The conclusion is, if you want to reload your application’s classes without the delegation to the parent loader destroying your effort, you don’t need to manipulate the class loader’s implementation. You just have to specify the right parent. It’s as simple as

URLClassLoader cl=new URLClassLoader(urls, ClassLoader.getSystemClassLoader().getParent());

That way, the new class loader’s parent will be the original application class loader’s parent, thus the already loaded application classes are not in the scope of the new loader while everything else works as usual.

Regarding the resources ending with a slash, they are rather uncommon. They may get resolved when they actually refer to a directory but that depends on the protocol of the URL and the actual handler for that protocol. E.g. it might work for file: URLs but usually doesn’t for jar: URLs unless the jar file contains pseudo-entries for directories. I’ve also seen it working for ftp: URLs.

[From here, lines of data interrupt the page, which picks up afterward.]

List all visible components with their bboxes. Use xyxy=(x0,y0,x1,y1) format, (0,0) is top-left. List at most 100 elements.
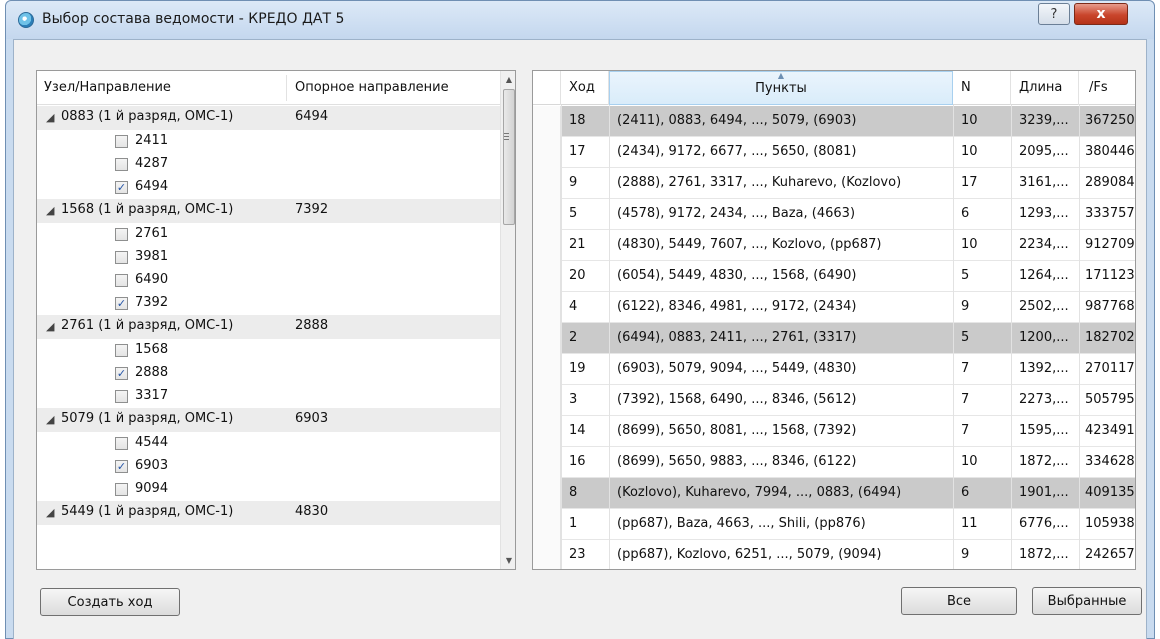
tree-header-reference[interactable]: Опорное направление xyxy=(295,80,449,95)
collapse-arrow-icon[interactable]: ◢ xyxy=(46,204,54,217)
cell-len: 3239,... xyxy=(1019,113,1069,128)
row-header-cell[interactable] xyxy=(533,416,561,447)
column-header-points[interactable]: ▲ Пункты xyxy=(609,71,953,105)
cell-hod: 3 xyxy=(569,392,578,407)
direction-checkbox[interactable]: ✓ xyxy=(115,297,128,310)
row-header-cell[interactable] xyxy=(533,385,561,416)
table-row[interactable]: 8 (Kozlovo), Kuharevo, 7994, ..., 0883, (… xyxy=(533,478,1135,509)
direction-checkbox[interactable] xyxy=(115,228,128,241)
row-header-cell[interactable] xyxy=(533,540,561,569)
direction-checkbox[interactable] xyxy=(115,251,128,264)
tree-node-row[interactable]: ◢ 1568 (1 й разряд, ОМС-1) 7392 xyxy=(37,199,500,223)
table-row[interactable]: 2 (6494), 0883, 2411, ..., 2761, (3317) 5 1… xyxy=(533,323,1135,354)
create-route-button[interactable]: Создать ход xyxy=(40,588,180,616)
cell-n: 7 xyxy=(961,392,970,407)
tree-child-row[interactable]: 4544 xyxy=(37,432,500,456)
column-header-hod[interactable]: Ход xyxy=(561,71,609,105)
table-row[interactable]: 4 (6122), 8346, 4981, ..., 9172, (2434) 9 2… xyxy=(533,292,1135,323)
scroll-up-icon[interactable]: ▲ xyxy=(501,71,515,88)
column-separator xyxy=(953,105,954,569)
column-header-fs[interactable]: /Fs xyxy=(1079,71,1135,105)
tree-scrollbar[interactable]: ▲ ▼ xyxy=(500,71,515,569)
row-header-cell[interactable] xyxy=(533,199,561,230)
sort-ascending-icon: ▲ xyxy=(777,71,785,80)
cell-n: 17 xyxy=(961,175,978,190)
tree-node-row[interactable]: ◢ 2761 (1 й разряд, ОМС-1) 2888 xyxy=(37,315,500,339)
tree-header-node[interactable]: Узел/Направление xyxy=(44,80,171,95)
table-row[interactable]: 5 (4578), 9172, 2434, ..., Baza, (4663) 6 1… xyxy=(533,199,1135,230)
tree-child-row[interactable]: ✓ 7392 xyxy=(37,292,500,316)
tree-child-row[interactable]: ✓ 6494 xyxy=(37,176,500,200)
tree-node-reference: 6494 xyxy=(295,109,329,124)
tree-child-row[interactable]: 4287 xyxy=(37,153,500,177)
row-header-cell[interactable] xyxy=(533,137,561,168)
cell-fs: 171123 xyxy=(1085,268,1135,283)
header-separator[interactable] xyxy=(286,75,287,101)
close-button[interactable]: x xyxy=(1074,3,1128,25)
tree-node-label: 5079 (1 й разряд, ОМС-1) xyxy=(61,411,234,426)
row-header-cell[interactable] xyxy=(533,478,561,509)
cell-hod: 23 xyxy=(569,547,586,562)
direction-checkbox[interactable] xyxy=(115,274,128,287)
tree-node-label: 1568 (1 й разряд, ОМС-1) xyxy=(61,202,234,217)
tree-child-row[interactable]: 3317 xyxy=(37,385,500,409)
collapse-arrow-icon[interactable]: ◢ xyxy=(46,320,54,333)
table-row[interactable]: 21 (4830), 5449, 7607, ..., Kozlovo, (pp6… xyxy=(533,230,1135,261)
cell-len: 1200,... xyxy=(1019,330,1069,345)
direction-checkbox[interactable]: ✓ xyxy=(115,181,128,194)
cell-n: 10 xyxy=(961,113,978,128)
collapse-arrow-icon[interactable]: ◢ xyxy=(46,506,54,519)
direction-checkbox[interactable]: ✓ xyxy=(115,367,128,380)
direction-checkbox[interactable] xyxy=(115,390,128,403)
scroll-down-icon[interactable]: ▼ xyxy=(501,552,515,569)
tree-child-row[interactable]: 6490 xyxy=(37,269,500,293)
table-row[interactable]: 23 (pp687), Kozlovo, 6251, ..., 5079, (90… xyxy=(533,540,1135,569)
direction-checkbox[interactable] xyxy=(115,483,128,496)
title-bar[interactable]: Выбор состава ведомости - КРЕДО ДАТ 5 ? … xyxy=(6,1,1154,39)
table-row[interactable]: 20 (6054), 5449, 4830, ..., 1568, (6490) 5… xyxy=(533,261,1135,292)
table-row[interactable]: 16 (8699), 5650, 9883, ..., 8346, (6122) 1… xyxy=(533,447,1135,478)
row-header-cell[interactable] xyxy=(533,292,561,323)
tree-node-row[interactable]: ◢ 5079 (1 й разряд, ОМС-1) 6903 xyxy=(37,408,500,432)
table-row[interactable]: 19 (6903), 5079, 9094, ..., 5449, (4830) 7… xyxy=(533,354,1135,385)
row-header-cell[interactable] xyxy=(533,106,561,137)
all-button[interactable]: Все xyxy=(901,587,1017,615)
table-row[interactable]: 18 (2411), 0883, 6494, ..., 5079, (6903) 1… xyxy=(533,106,1135,137)
scroll-grip-icon xyxy=(504,133,509,140)
collapse-arrow-icon[interactable]: ◢ xyxy=(46,111,54,124)
column-header-n[interactable]: N xyxy=(953,71,1011,105)
selected-button[interactable]: Выбранные xyxy=(1032,587,1142,615)
row-header-cell[interactable] xyxy=(533,261,561,292)
tree-child-row[interactable]: 2411 xyxy=(37,130,500,154)
scroll-thumb[interactable] xyxy=(503,89,515,225)
tree-node-row[interactable]: ◢ 0883 (1 й разряд, ОМС-1) 6494 xyxy=(37,106,500,130)
table-row[interactable]: 17 (2434), 9172, 6677, ..., 5650, (8081) 1… xyxy=(533,137,1135,168)
row-header-cell[interactable] xyxy=(533,354,561,385)
collapse-arrow-icon[interactable]: ◢ xyxy=(46,413,54,426)
row-header-cell[interactable] xyxy=(533,447,561,478)
direction-label: 2761 xyxy=(135,226,169,241)
tree-child-row[interactable]: 9094 xyxy=(37,478,500,502)
row-header-cell[interactable] xyxy=(533,230,561,261)
direction-checkbox[interactable] xyxy=(115,158,128,171)
row-header-cell[interactable] xyxy=(533,509,561,540)
cell-hod: 16 xyxy=(569,454,586,469)
tree-child-row[interactable]: 3981 xyxy=(37,246,500,270)
row-header-cell[interactable] xyxy=(533,168,561,199)
direction-checkbox[interactable] xyxy=(115,344,128,357)
direction-checkbox[interactable]: ✓ xyxy=(115,460,128,473)
tree-node-row[interactable]: ◢ 5449 (1 й разряд, ОМС-1) 4830 xyxy=(37,501,500,525)
tree-child-row[interactable]: 1568 xyxy=(37,339,500,363)
direction-checkbox[interactable] xyxy=(115,135,128,148)
table-row[interactable]: 1 (pp687), Baza, 4663, ..., Shili, (pp876… xyxy=(533,509,1135,540)
help-button[interactable]: ? xyxy=(1038,3,1070,25)
row-header-cell[interactable] xyxy=(533,323,561,354)
tree-child-row[interactable]: ✓ 2888 xyxy=(37,362,500,386)
table-row[interactable]: 9 (2888), 2761, 3317, ..., Kuharevo, (Koz… xyxy=(533,168,1135,199)
direction-checkbox[interactable] xyxy=(115,437,128,450)
table-row[interactable]: 3 (7392), 1568, 6490, ..., 8346, (5612) 7 2… xyxy=(533,385,1135,416)
column-header-length[interactable]: Длина xyxy=(1011,71,1079,105)
table-row[interactable]: 14 (8699), 5650, 8081, ..., 1568, (7392) 7… xyxy=(533,416,1135,447)
tree-child-row[interactable]: ✓ 6903 xyxy=(37,455,500,479)
tree-child-row[interactable]: 2761 xyxy=(37,223,500,247)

Another thing to understand is that if one class directly refers to another class, its original defining class loader will be queried, not necessarily the application class loader. E.g. when the class java.lang.String contains a reference to java.lang.Object (it does), this reference will be directly resolved using the bootstrap loader as this is the defining loader of java.lang.String.

This implies that if you manipulate the parent lookup of a loader to not follow the standard parent delegation you are risking to resolve names to different runtime classes as the resolving of the same names when being referenced by classes loaded by the parent loader. You avoid such problems by following the standard procedure as in the solution above. The JRE classes will never contain references to your application classes and the new loader not having the original application loader as its parent will never interfere with the classes loaded by the original application loader.